The obtained tablets had a slow disintegration time of 4 minutes 30 seconds.

Comparative Examples 3 and 4 are examples in which crystalline cellulose is not used, but tablets that satisfy both hardness and disintegration time can be obtained simply by adjusting the amount of each disintegrant and the tableting pressure. There wasn't.

A film coating solution was prepared by dissolving and dispersing 29.0 g of hypromellose, 3.0 g of macrogol 6000, 3.0 g of talc, and 6.0 g of titanium oxide in 261.0 g of purified water. The film coating solution was coated on the tablets prepared in Example 1 using a coating machine (Hi-Coater Lab, HC-LABO, Freund Sangyo Co., Ltd.), and 129.0 mg of film-coated tablets per tablet. Obtained.

Ten obtained film-coated tablets were put in a brown glass bottle (No. 6) in an environment of 25 ° C. and 50% RH, stoppered, and stored in an environment of 60 ° C. Separately, 10 obtained film-coated tablets were placed in a petri dish and stored in an environment irradiated with light of 25 lux, 50% RH, and 2000 lux at all times. After 4 weeks, the color tone of each tablet was visually observed.

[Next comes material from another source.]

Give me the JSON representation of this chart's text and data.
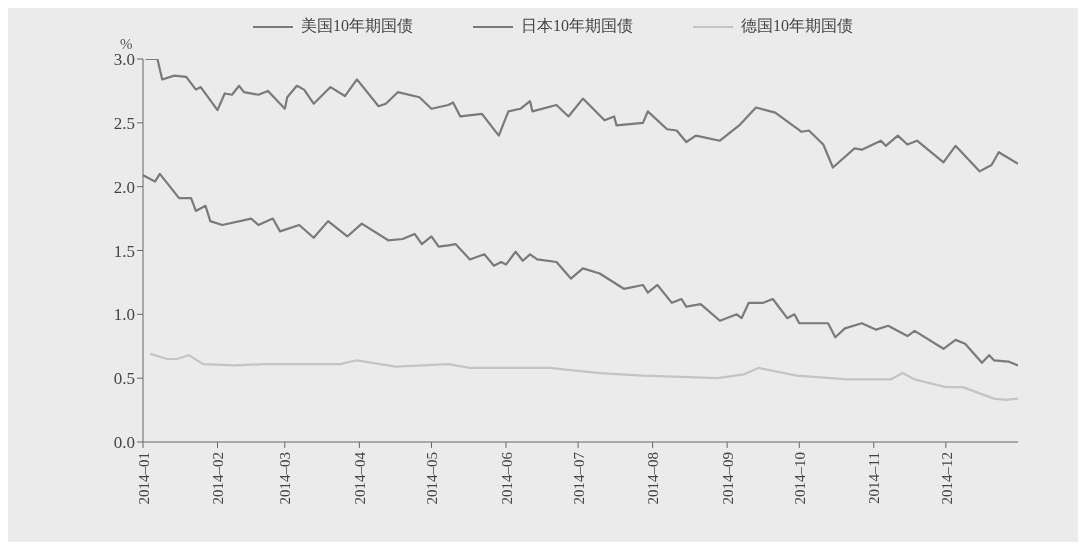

As a result, those stored at 60 ° C. and those always irradiated with 2000 lux remained white as the initial color tone.

Claims (9)

A method for producing a solid preparation containing donepezil and crystalline cellulose,
(A) a step of producing granules containing donepezil and no crystalline cellulose;
Manufacturing method. A method for producing a solid preparation containing donepezil and crystalline cellulose,
(A) a step of producing granules containing donepezil and no crystalline cellulose;
(B) a step of mixing crystalline cellulose with the granules obtained in (a),
Manufacturing method. A method for producing a solid preparation containing donepezil and crystalline cellulose,
(A) a step of producing granules containing donepezil and no crystalline cellulose;
(B) a step of mixing crystalline cellulose with the granules obtained in (a),
(C) Tableting the mixture obtained in (b),
Manufacturing method. A method for producing a solid preparation containing donepezil and crystalline cellulose,
(A) a step of producing granules containing donepezil and no crystalline cellulose;
(B) a step of mixing crystalline cellulose with the granules obtained in (a),
(C) Tableting the mixture obtained in (b),
(D) coating the tablet obtained in (c),
Manufacturing method. A solid preparation obtained by the method according to claim 1. A solid preparation containing donepezil and crystalline cellulose,
(A) granules containing donepezil and no crystalline cellulose;
(B) crystalline cellulose,
A solid formulation comprising a mixture of The solid preparation according to claim 6, wherein the solid preparation is a tablet. The solid preparation according to claim 6, wherein the solid preparation is a coated tablet. A method for suppressing discoloration of a solid preparation containing donepezil and crystalline cellulose, wherein neither donepezil and crystalline cellulose are wet granulated.